Pós-Verdade
Novas ideias cativam novos leitores. As vezes são usadas palavras novas para explicar melhor o que já é conhecido. Um destes importantes conceitos popularizados recentemente é o de pós-verdade. Eleita palavra do ano de 2016 pelo dicionário da Universidade de Oxford da Inglaterra, é definido como um termo “que se relaciona ou denota circunstâncias nas quais fatos objetivos têm menos influência em moldar a opinião pública do que apelos à emoção e a crenças pessoais”.
Apelar à emoções e crenças não é um artifício novo na política, tem sido talvez a maior ferramenta para conquistar apoio das massas desde a democracia grega antiga, onde haviam inclusive cidades que proibiam a presença de retóricos que fizessem uso de suas técnicas de persuasão e influenciassem na política local.
Portanto não podemos dizer que este fenômeno é recente, resultado da pós-modernidade ou da internet, ele já é bem antigo, porém, estamos em um momento em que a radicalização na política nos obriga a analisar com cuidado cada afirmação, notícia ou discurso. Proliferam-se mentiras por todos os lados com claros objetivos de manipulação política. Todos estão se perguntando, como sempre, mas no momento com mais angústia: “No que podemos acreditar? ”
“Verdade” é um termo polivalente, nomeia afirmações, conceitos e crenças diversos. Pode nomear uma afirmação sincera e honesta, onde uma pessoa diz o que acredita ou presenciou. Também pode qualificar crenças em áreas do conhecimento específicas como economia, política, religião, física e outras. E, finalmente, nomeia a “realidade última”, o absoluto, por mais inalcançável que este seja.
Esta abordagem, distinguindo os usos do termo, pode ser considerada pós-moderna, e criticada pelo seu aparente relativismo. Dizem que os pós-modernos erram ao menosprezar a noção de objetividade, dando vazão a um subjetivismo irracional generalizado. Considero essa crítica caluniosa e infeliz, primeiro porque o conceito de pós-modernidade é muito ambíguo e mesmo os autores reconhecidos por serem pós-modernos não diziam que assim devia ser e sim que assim estava sendo e que mesmo havendo uma realidade última e objetiva fundamental sustentando a existência, o conhecimento pleno sobre ela não tinha sido alcançado e talvez nunca fosse, mesmo com tantos candidatos se declarando vitoriosos nesta disputa.
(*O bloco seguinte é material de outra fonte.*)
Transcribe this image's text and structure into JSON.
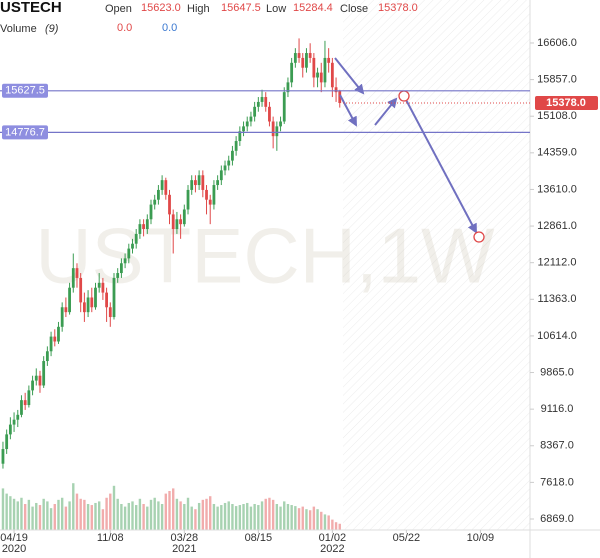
{
  "chart_data": {
    "type": "candlestick",
    "header": {
      "symbol": "USTECH",
      "open_label": "Open",
      "open": "15623.0",
      "high_label": "High",
      "high": "15647.5",
      "low_label": "Low",
      "low": "15284.4",
      "close_label": "Close",
      "close": "15378.0",
      "volume_label": "Volume",
      "volume_period": "(9)",
      "volume_a": "0.0",
      "volume_b": "0.0"
    },
    "watermark": "USTECH,1W",
    "up_color": "#3b9c52",
    "down_color": "#e04848",
    "line_color": "#7474c8",
    "ylim": [
      6644,
      17485
    ],
    "xlim": [
      -0.8,
      142.4
    ],
    "yticks": [
      {
        "value": 16606,
        "label": "16606.0"
      },
      {
        "value": 15857,
        "label": "15857.0"
      },
      {
        "value": 15108,
        "label": "15108.0"
      },
      {
        "value": 14359,
        "label": "14359.0"
      },
      {
        "value": 13610,
        "label": "13610.0"
      },
      {
        "value": 12861,
        "label": "12861.0"
      },
      {
        "value": 12112,
        "label": "12112.0"
      },
      {
        "value": 11363,
        "label": "11363.0"
      },
      {
        "value": 10614,
        "label": "10614.0"
      },
      {
        "value": 9865,
        "label": "9865.0"
      },
      {
        "value": 9116,
        "label": "9116.0"
      },
      {
        "value": 8367,
        "label": "8367.0"
      },
      {
        "value": 7618,
        "label": "7618.0"
      },
      {
        "value": 6869,
        "label": "6869.0"
      }
    ],
    "xticks": [
      {
        "value": 3,
        "label": "04/19"
      },
      {
        "value": 29,
        "label": "11/08"
      },
      {
        "value": 49,
        "label": "03/28"
      },
      {
        "value": 69,
        "label": "08/15"
      },
      {
        "value": 89,
        "label": "01/02"
      },
      {
        "value": 109,
        "label": "05/22"
      },
      {
        "value": 129,
        "label": "10/09"
      }
    ],
    "years": [
      {
        "value": 3,
        "label": "2020"
      },
      {
        "value": 49,
        "label": "2021"
      },
      {
        "value": 89,
        "label": "2022"
      }
    ],
    "hlines": [
      {
        "value": 15627.5,
        "label": "15627.5"
      },
      {
        "value": 14776.7,
        "label": "14776.7"
      }
    ],
    "last_price": {
      "value": 15378,
      "label": "15378.0"
    },
    "candles": [
      [
        8000,
        8450,
        7900,
        8300
      ],
      [
        8300,
        8700,
        8200,
        8600
      ],
      [
        8600,
        8950,
        8500,
        8800
      ],
      [
        8800,
        9050,
        8650,
        8900
      ],
      [
        8900,
        9100,
        8750,
        9000
      ],
      [
        9000,
        9400,
        8950,
        9300
      ],
      [
        9300,
        9450,
        9100,
        9200
      ],
      [
        9200,
        9600,
        9150,
        9500
      ],
      [
        9500,
        9800,
        9400,
        9700
      ],
      [
        9700,
        9950,
        9600,
        9800
      ],
      [
        9800,
        9900,
        9450,
        9600
      ],
      [
        9600,
        10200,
        9550,
        10100
      ],
      [
        10100,
        10400,
        10000,
        10300
      ],
      [
        10300,
        10700,
        10200,
        10600
      ],
      [
        10600,
        10750,
        10400,
        10500
      ],
      [
        10500,
        10900,
        10450,
        10800
      ],
      [
        10800,
        11300,
        10700,
        11200
      ],
      [
        11200,
        11400,
        11000,
        11100
      ],
      [
        11100,
        11700,
        11050,
        11600
      ],
      [
        11600,
        12300,
        11500,
        12000
      ],
      [
        12000,
        12100,
        11600,
        11800
      ],
      [
        11800,
        11900,
        11100,
        11300
      ],
      [
        11300,
        11500,
        10900,
        11100
      ],
      [
        11100,
        11550,
        11000,
        11400
      ],
      [
        11400,
        11600,
        11100,
        11200
      ],
      [
        11200,
        11700,
        11150,
        11600
      ],
      [
        11600,
        11900,
        11500,
        11700
      ],
      [
        11700,
        11800,
        11350,
        11500
      ],
      [
        11500,
        11600,
        10900,
        11200
      ],
      [
        11200,
        11300,
        10800,
        11000
      ],
      [
        11000,
        11900,
        10950,
        11800
      ],
      [
        11800,
        12000,
        11700,
        11900
      ],
      [
        11900,
        12200,
        11800,
        12100
      ],
      [
        12100,
        12300,
        12000,
        12200
      ],
      [
        12200,
        12500,
        12100,
        12400
      ],
      [
        12400,
        12600,
        12300,
        12500
      ],
      [
        12500,
        12800,
        12400,
        12700
      ],
      [
        12700,
        13000,
        12600,
        12900
      ],
      [
        12900,
        13000,
        12650,
        12800
      ],
      [
        12800,
        13100,
        12700,
        13000
      ],
      [
        13000,
        13400,
        12900,
        13300
      ],
      [
        13300,
        13500,
        13200,
        13400
      ],
      [
        13400,
        13700,
        13300,
        13600
      ],
      [
        13600,
        13900,
        13500,
        13800
      ],
      [
        13800,
        13850,
        13400,
        13500
      ],
      [
        13500,
        13600,
        12900,
        13100
      ],
      [
        13100,
        13200,
        12300,
        12800
      ],
      [
        12800,
        13150,
        12700,
        13000
      ],
      [
        13000,
        13100,
        12600,
        12900
      ],
      [
        12900,
        13300,
        12850,
        13200
      ],
      [
        13200,
        13700,
        13100,
        13600
      ],
      [
        13600,
        13900,
        13500,
        13800
      ],
      [
        13800,
        13900,
        13550,
        13700
      ],
      [
        13700,
        14000,
        13600,
        13900
      ],
      [
        13900,
        14000,
        13450,
        13600
      ],
      [
        13600,
        13700,
        13100,
        13400
      ],
      [
        13400,
        13500,
        12900,
        13300
      ],
      [
        13300,
        13800,
        13200,
        13700
      ],
      [
        13700,
        13900,
        13600,
        13800
      ],
      [
        13800,
        14100,
        13700,
        14000
      ],
      [
        14000,
        14200,
        13900,
        14100
      ],
      [
        14100,
        14300,
        14000,
        14200
      ],
      [
        14200,
        14500,
        14100,
        14400
      ],
      [
        14400,
        14700,
        14300,
        14600
      ],
      [
        14600,
        14900,
        14500,
        14800
      ],
      [
        14800,
        15000,
        14700,
        14900
      ],
      [
        14900,
        15100,
        14800,
        15000
      ],
      [
        15000,
        15200,
        14900,
        15100
      ],
      [
        15100,
        15400,
        15000,
        15300
      ],
      [
        15300,
        15500,
        15200,
        15400
      ],
      [
        15400,
        15650,
        15300,
        15500
      ],
      [
        15500,
        15600,
        15200,
        15300
      ],
      [
        15300,
        15400,
        14900,
        15000
      ],
      [
        15000,
        15100,
        14450,
        14700
      ],
      [
        14700,
        15000,
        14400,
        14900
      ],
      [
        14900,
        15100,
        14800,
        15000
      ],
      [
        15000,
        15700,
        14950,
        15600
      ],
      [
        15600,
        15900,
        15500,
        15800
      ],
      [
        15800,
        16300,
        15700,
        16200
      ],
      [
        16200,
        16500,
        16100,
        16400
      ],
      [
        16400,
        16700,
        16200,
        16300
      ],
      [
        16300,
        16400,
        15900,
        16100
      ],
      [
        16100,
        16500,
        16000,
        16400
      ],
      [
        16400,
        16600,
        16200,
        16300
      ],
      [
        16300,
        16400,
        15700,
        15900
      ],
      [
        15900,
        16100,
        15700,
        16000
      ],
      [
        16000,
        16200,
        15600,
        15800
      ],
      [
        15800,
        16650,
        15700,
        16300
      ],
      [
        16300,
        16500,
        16000,
        16200
      ],
      [
        16200,
        16300,
        15500,
        15700
      ],
      [
        15700,
        15900,
        15400,
        15600
      ],
      [
        15623,
        15647.5,
        15284.4,
        15378
      ]
    ],
    "volume": [
      80,
      70,
      65,
      60,
      55,
      62,
      50,
      58,
      45,
      52,
      48,
      60,
      55,
      42,
      50,
      58,
      62,
      45,
      55,
      90,
      70,
      60,
      58,
      50,
      48,
      52,
      55,
      40,
      62,
      70,
      85,
      60,
      50,
      45,
      52,
      55,
      48,
      60,
      50,
      45,
      58,
      62,
      55,
      50,
      70,
      75,
      80,
      60,
      55,
      50,
      62,
      45,
      40,
      52,
      58,
      60,
      65,
      50,
      45,
      48,
      52,
      55,
      50,
      46,
      48,
      50,
      52,
      45,
      50,
      48,
      55,
      60,
      62,
      58,
      50,
      45,
      55,
      50,
      48,
      46,
      42,
      45,
      40,
      38,
      45,
      40,
      35,
      30,
      28,
      20,
      15,
      12
    ]
  }
}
Podemos dizer que a filosofia recente tem se dedicado a compreender as disputas narrativas, algo que se tornou imprescindível nos dias atuais. Podem então atacar os supostos pós-modernos de relativistas, mas não podem negar o quanto tomam a própria narrativa, totalmente relativa e subjetiva, superior as demais. O diagnóstico destes supostos pós-modernos está correto, as disputas narrativas são evidentes, elas saltam aos olhos de todos e já não é possível ignorar essa situação.
O termo “pós-verdade” surge neste momento, com o acirramento dos conflitos e notem, com o prefixo “pós” semelhante ao de “pós-moderno”, que com suas reflexões poderiam ter contribuído para evitar tal radicalização, sendo ambos os termos usados com maior frequência pejorativamente. Resumindo, o termo “pós-verdade” denota o retorno do recalcamento do debate silenciado por uma interpretação errada do que seria a filosofia pós-moderna.
Imaginaram, alguns, que era possível gerir instituições apenas tecnicamente, sem interferências ideológicas e que esta imparcialidade garantiria sua autoridade para sempre, mas o que é mais evidente hoje é como forças políticas diversas atuaram e foram capazes de influenciar todas as instituições e principalmente aquelas que detém maior capacidade de formação da opinião pública, a mídia e a academia. A imparcialidade destas são atualmente questionada por todos, não sem razão e isso as enfraquece gravemente, as deslegitima. É então imprescindível que este debate, epistemológico, seja tomado a sério nestas instituições e volte ao palco das atenções coletivas, que estas instituições assumam parte da responsabilidade neste conjunto de coisas, pois senão não é apenas a “pós-verdade” e a “pós-modernidade” que estarão sobre risco, mas todos os valores modernos, como a laicidade do Estado, as liberdades individuais e a Democracia.
Marcelo Machado, cientista político pós-graduado pela PUC-SP, é pacifista e acredita na sociedade civil organizada como indutora de um desenvolvimento sustentável.